Suppose \(A\), \(B\), \(C\) and \(D\) are bodies, which are set in motion at the same initial time \(t\). We know how the position \(s\) or speed \(v\) of these bodies changes with time: \[\begin{aligned} A: \, s=2t^2+12t+1,\qquad&C:\, v=10t+4,\\ B:\, s=\frac13t^3+\frac{t^2}{2}+2,\qquad&D:\, v=\frac12t^2+1.\end{aligned}\] Position \(s\) is given in meters, time \(t\) in seconds and speed \(v\) in meters per second. Determine which body moves with the greatest acceleration at the time \(t=1\,\mathrm{s}\). \[\] Hint: Instantaneous velocity can be expressed as the derivative of a position function \(s(t)\) with respect to time: \(v(t)=\frac{\mathrm{d}s}{\mathrm{d}t}\), and the instantaneous acceleration can be expressed as the derivative of a function \(v(t)\) with respect to time: \(a(t)=\frac{\mathrm{d}v}{\mathrm{d}t}\). Since we can determine the velocity using the derivative of the position function \(s(t)\), we as well can determine the acceleration using the second derivative of \(s(t)\): \(\,a(t)=\frac{\mathrm{d}v}{\mathrm{d}t}=\frac{\mathrm{d}}{\mathrm{d}t} \left(\frac{\mathrm{d}s}{\mathrm{d}t}\right)=\frac{\mathrm{d}^2s}{\mathrm{d}t^2}\).

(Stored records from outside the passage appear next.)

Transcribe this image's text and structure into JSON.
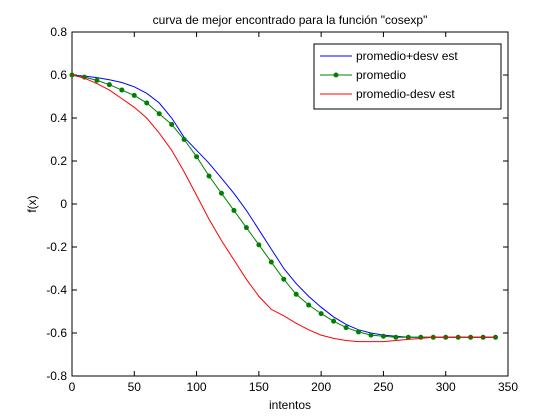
{
  "chart_data": {
    "type": "line",
    "title": "curva de mejor encontrado para la función \"cosexp\"",
    "xlabel": "intentos",
    "ylabel": "f(x)",
    "xlim": [
      0,
      350
    ],
    "ylim": [
      -0.8,
      0.8
    ],
    "xticks": [
      0,
      50,
      100,
      150,
      200,
      250,
      300,
      350
    ],
    "yticks": [
      -0.8,
      -0.6,
      -0.4,
      -0.2,
      0,
      0.2,
      0.4,
      0.6,
      0.8
    ],
    "grid": false,
    "legend_position": "top-right",
    "series": [
      {
        "name": "promedio+desv est",
        "color": "#0000ff",
        "marker": "none",
        "points": [
          [
            0,
            0.6
          ],
          [
            10,
            0.595
          ],
          [
            20,
            0.588
          ],
          [
            30,
            0.578
          ],
          [
            40,
            0.565
          ],
          [
            50,
            0.545
          ],
          [
            60,
            0.515
          ],
          [
            70,
            0.47
          ],
          [
            80,
            0.4
          ],
          [
            90,
            0.31
          ],
          [
            100,
            0.25
          ],
          [
            110,
            0.19
          ],
          [
            120,
            0.12
          ],
          [
            130,
            0.05
          ],
          [
            140,
            -0.03
          ],
          [
            150,
            -0.12
          ],
          [
            160,
            -0.21
          ],
          [
            170,
            -0.3
          ],
          [
            180,
            -0.37
          ],
          [
            190,
            -0.43
          ],
          [
            200,
            -0.48
          ],
          [
            210,
            -0.525
          ],
          [
            220,
            -0.56
          ],
          [
            230,
            -0.585
          ],
          [
            240,
            -0.6
          ],
          [
            250,
            -0.61
          ],
          [
            260,
            -0.615
          ],
          [
            270,
            -0.62
          ],
          [
            280,
            -0.62
          ],
          [
            290,
            -0.62
          ],
          [
            300,
            -0.62
          ],
          [
            310,
            -0.62
          ],
          [
            320,
            -0.62
          ],
          [
            330,
            -0.62
          ],
          [
            340,
            -0.62
          ]
        ]
      },
      {
        "name": "promedio",
        "color": "#008000",
        "marker": "dot",
        "points": [
          [
            0,
            0.6
          ],
          [
            10,
            0.59
          ],
          [
            20,
            0.575
          ],
          [
            30,
            0.555
          ],
          [
            40,
            0.53
          ],
          [
            50,
            0.505
          ],
          [
            60,
            0.47
          ],
          [
            70,
            0.42
          ],
          [
            80,
            0.37
          ],
          [
            90,
            0.3
          ],
          [
            100,
            0.22
          ],
          [
            110,
            0.13
          ],
          [
            120,
            0.05
          ],
          [
            130,
            -0.03
          ],
          [
            140,
            -0.11
          ],
          [
            150,
            -0.19
          ],
          [
            160,
            -0.27
          ],
          [
            170,
            -0.35
          ],
          [
            180,
            -0.42
          ],
          [
            190,
            -0.47
          ],
          [
            200,
            -0.51
          ],
          [
            210,
            -0.545
          ],
          [
            220,
            -0.575
          ],
          [
            230,
            -0.595
          ],
          [
            240,
            -0.61
          ],
          [
            250,
            -0.615
          ],
          [
            260,
            -0.62
          ],
          [
            270,
            -0.62
          ],
          [
            280,
            -0.62
          ],
          [
            290,
            -0.62
          ],
          [
            300,
            -0.62
          ],
          [
            310,
            -0.62
          ],
          [
            320,
            -0.62
          ],
          [
            330,
            -0.62
          ],
          [
            340,
            -0.62
          ]
        ]
      },
      {
        "name": "promedio-desv est",
        "color": "#ff0000",
        "marker": "none",
        "points": [
          [
            0,
            0.6
          ],
          [
            10,
            0.585
          ],
          [
            20,
            0.56
          ],
          [
            30,
            0.53
          ],
          [
            40,
            0.49
          ],
          [
            50,
            0.45
          ],
          [
            60,
            0.4
          ],
          [
            70,
            0.33
          ],
          [
            80,
            0.25
          ],
          [
            90,
            0.15
          ],
          [
            100,
            0.04
          ],
          [
            110,
            -0.07
          ],
          [
            120,
            -0.17
          ],
          [
            130,
            -0.26
          ],
          [
            140,
            -0.35
          ],
          [
            150,
            -0.43
          ],
          [
            160,
            -0.49
          ],
          [
            170,
            -0.52
          ],
          [
            180,
            -0.555
          ],
          [
            190,
            -0.585
          ],
          [
            200,
            -0.61
          ],
          [
            210,
            -0.625
          ],
          [
            220,
            -0.635
          ],
          [
            230,
            -0.64
          ],
          [
            240,
            -0.64
          ],
          [
            250,
            -0.64
          ],
          [
            260,
            -0.635
          ],
          [
            270,
            -0.63
          ],
          [
            280,
            -0.625
          ],
          [
            290,
            -0.62
          ],
          [
            300,
            -0.62
          ],
          [
            310,
            -0.62
          ],
          [
            320,
            -0.62
          ],
          [
            330,
            -0.62
          ],
          [
            340,
            -0.62
          ]
        ]
      }
    ]
  }
}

The motion of two bodies is given by equations \[s_1=\frac12t^2+6t+1\mbox{,}\quad s_2=\frac13t^3+t^2+4,\] where the positions \(s_1\) and \(s_2\) are given in meters and the time \(t\) in seconds. Determine at what time both bodies will move at the same speed. \[\] Hint: Instantaneous velocity can be expressed as the derivative of a position function \(s(t)\) with respect to time: \(v(t)=\frac{\mathrm{d} s}{\mathrm{d} t}\).

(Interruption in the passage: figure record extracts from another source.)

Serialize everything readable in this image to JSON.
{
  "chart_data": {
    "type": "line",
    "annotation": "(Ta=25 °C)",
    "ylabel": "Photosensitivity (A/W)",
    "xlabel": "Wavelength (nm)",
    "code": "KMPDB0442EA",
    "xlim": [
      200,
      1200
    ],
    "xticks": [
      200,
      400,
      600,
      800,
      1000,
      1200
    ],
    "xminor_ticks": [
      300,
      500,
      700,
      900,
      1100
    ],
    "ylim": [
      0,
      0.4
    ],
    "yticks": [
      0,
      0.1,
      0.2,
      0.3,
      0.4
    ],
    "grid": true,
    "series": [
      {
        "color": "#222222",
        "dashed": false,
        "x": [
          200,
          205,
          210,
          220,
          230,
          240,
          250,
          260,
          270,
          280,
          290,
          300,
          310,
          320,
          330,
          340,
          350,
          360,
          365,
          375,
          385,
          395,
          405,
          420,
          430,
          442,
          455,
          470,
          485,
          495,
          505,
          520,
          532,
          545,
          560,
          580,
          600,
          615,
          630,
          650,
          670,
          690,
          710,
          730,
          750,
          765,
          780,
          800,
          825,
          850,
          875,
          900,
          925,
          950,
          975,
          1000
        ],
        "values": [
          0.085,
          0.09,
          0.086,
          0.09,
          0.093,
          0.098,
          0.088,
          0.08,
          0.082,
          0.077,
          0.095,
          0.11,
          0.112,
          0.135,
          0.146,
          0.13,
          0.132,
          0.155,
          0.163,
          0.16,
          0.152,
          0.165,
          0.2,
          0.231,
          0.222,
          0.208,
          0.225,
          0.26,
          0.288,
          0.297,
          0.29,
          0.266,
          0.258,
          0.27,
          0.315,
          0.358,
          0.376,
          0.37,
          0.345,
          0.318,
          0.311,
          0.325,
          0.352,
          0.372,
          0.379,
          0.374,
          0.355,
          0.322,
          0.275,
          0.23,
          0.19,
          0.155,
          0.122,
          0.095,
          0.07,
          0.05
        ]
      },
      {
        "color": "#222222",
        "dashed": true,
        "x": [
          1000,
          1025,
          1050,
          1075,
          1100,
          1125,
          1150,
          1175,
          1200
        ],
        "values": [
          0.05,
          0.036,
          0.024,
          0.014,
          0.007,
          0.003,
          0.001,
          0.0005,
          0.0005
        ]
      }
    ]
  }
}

A flywheel rotates such that it sweeps out an angle at the rate of \[ \varphi = 4t^2, \] where an angle \(\varphi\) is measured in radians and time \(t\) is measured in seconds. At what time is instantaneous angular velocity of the flywheel equal to \(36\,\frac{\mathrm{rad}}{s}\)? (Hint: Instantaneous angular velocity can be expressed as the derivative of the function \(\varphi(t)\) with respect to time: \(\omega(t)=\frac{\mathrm{d}\varphi}{\mathrm{d}t}\).)

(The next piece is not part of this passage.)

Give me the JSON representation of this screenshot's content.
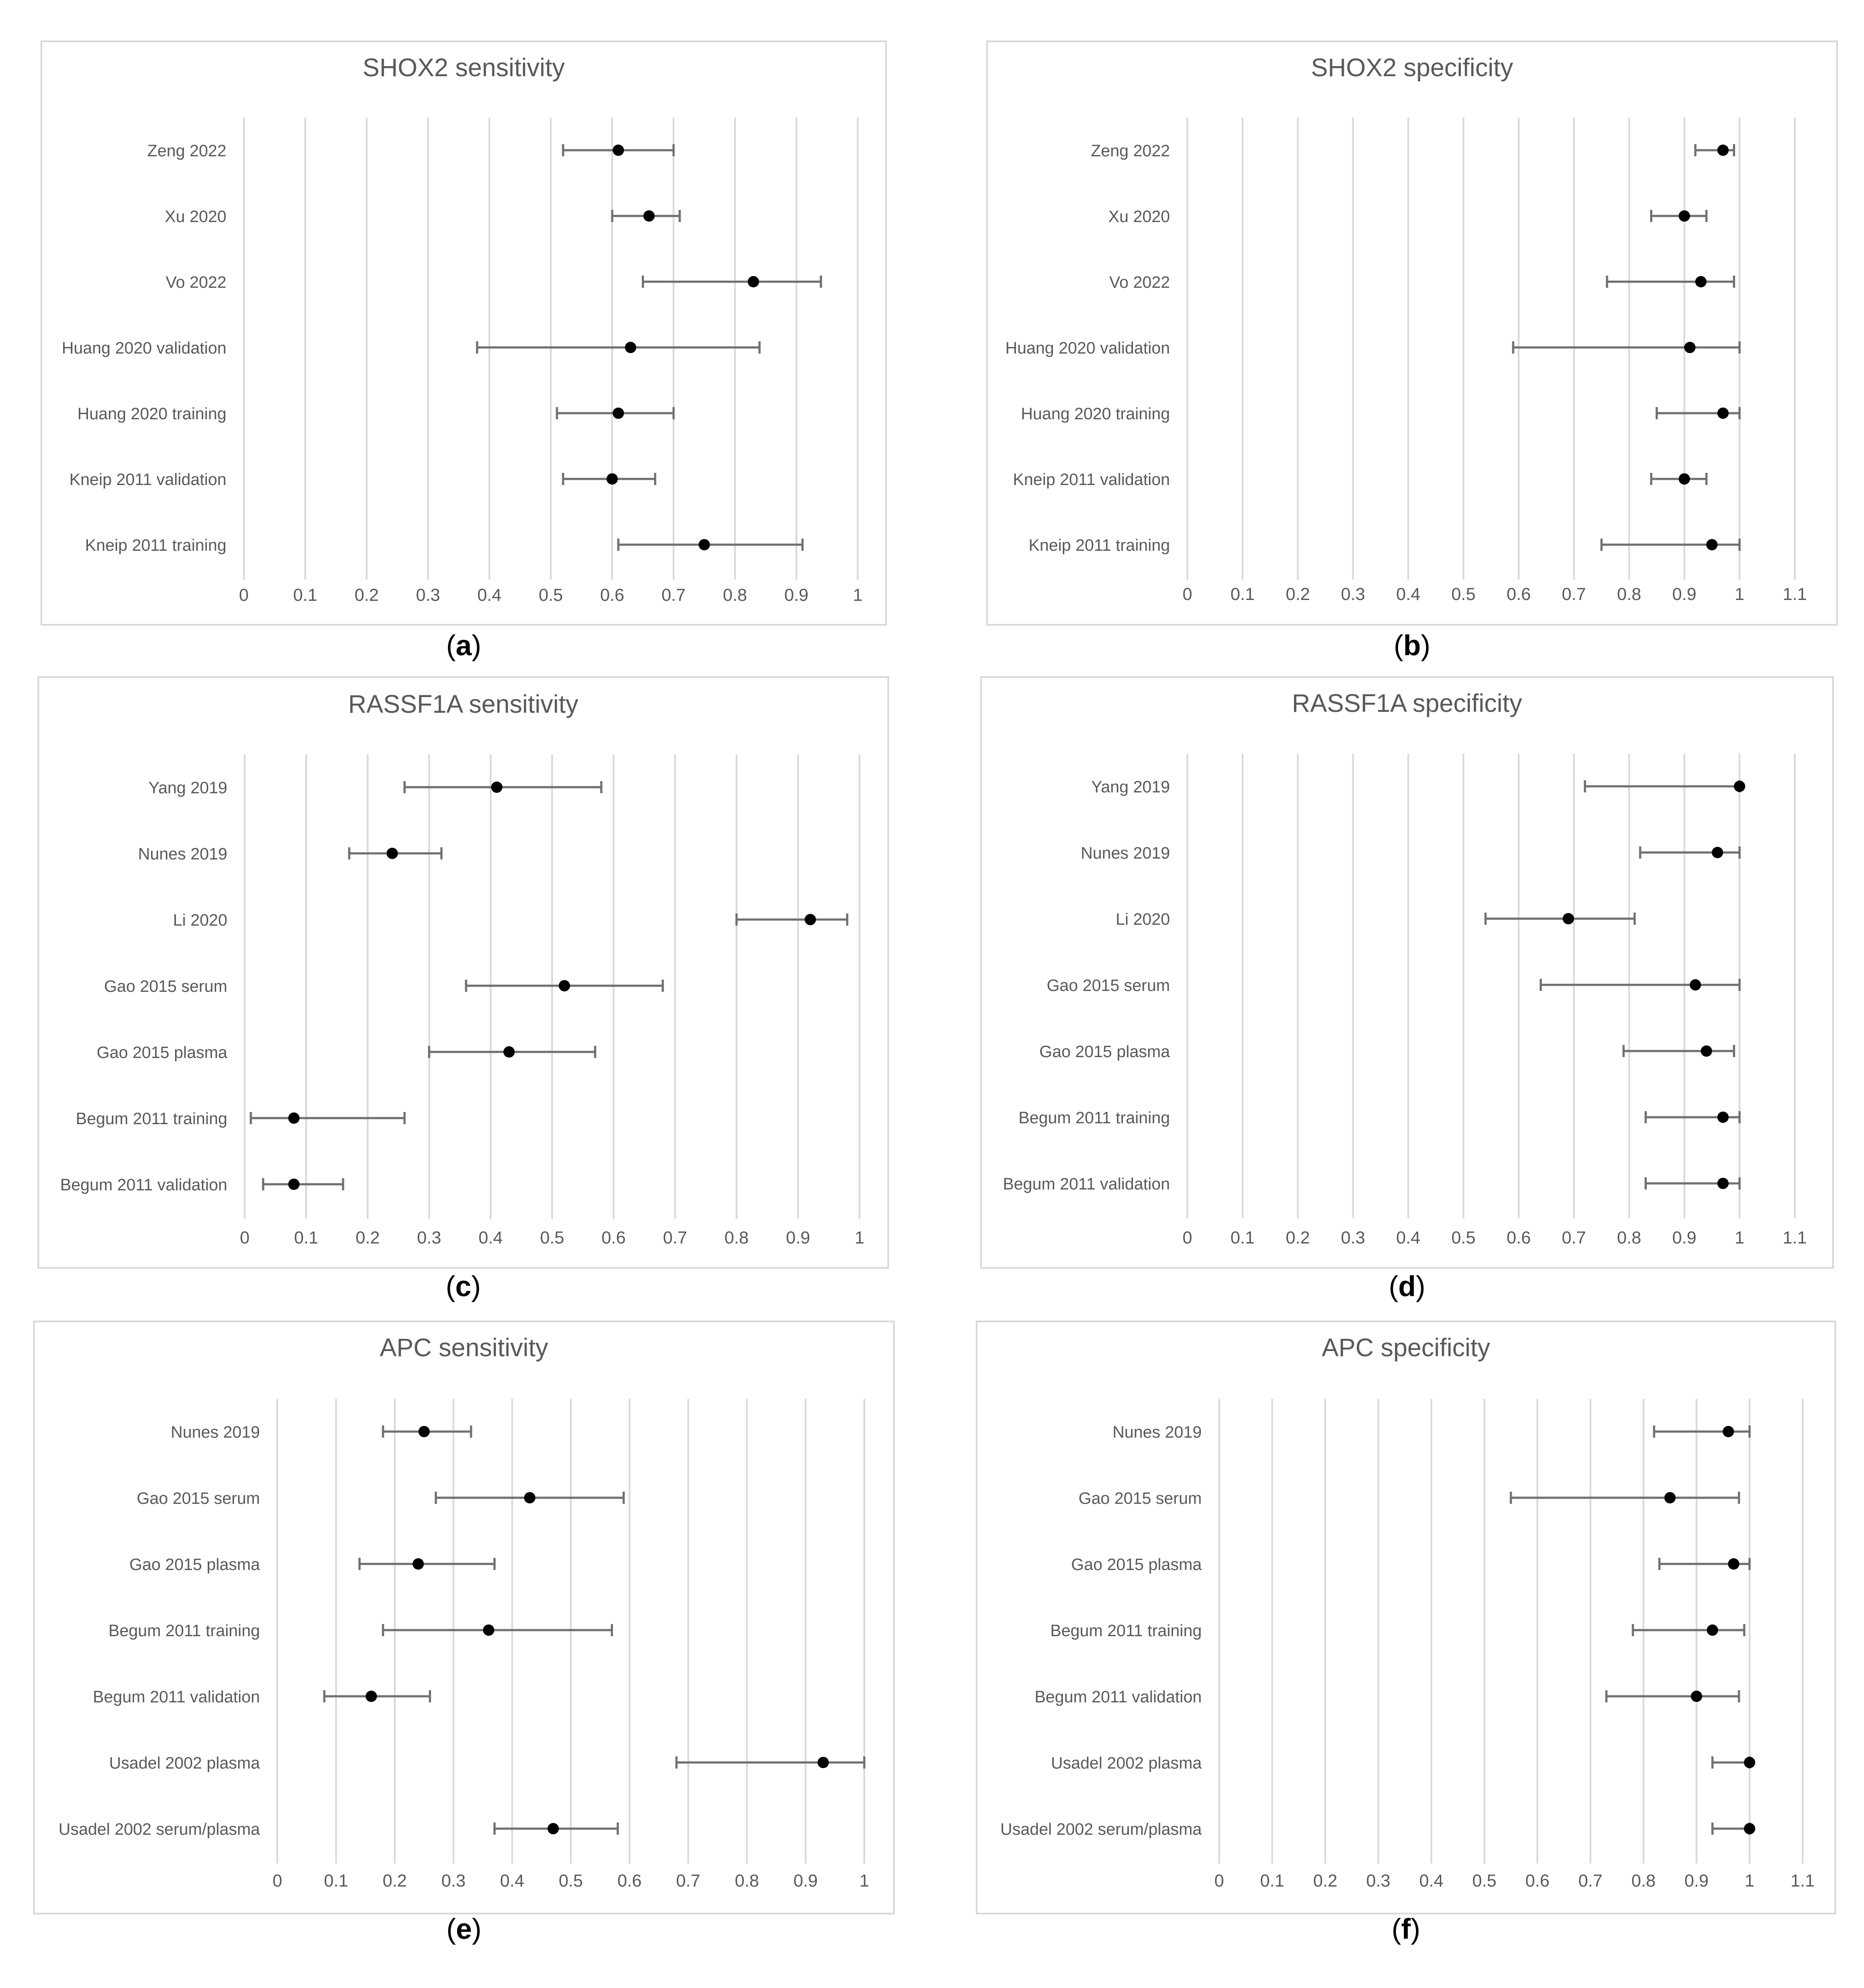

Given the position-versus-time graph (in black) of an object in motion and the tangent line to the graph at the time point of \(10\) seconds (in red), find the instantaneous velocity of this object at \(10\) seconds. (Hint: Instantaneous velocity can be expressed as the derivative of position function with respect to time: \(v(t)=\frac{\mathrm{d}s}{\mathrm{d}t}\).)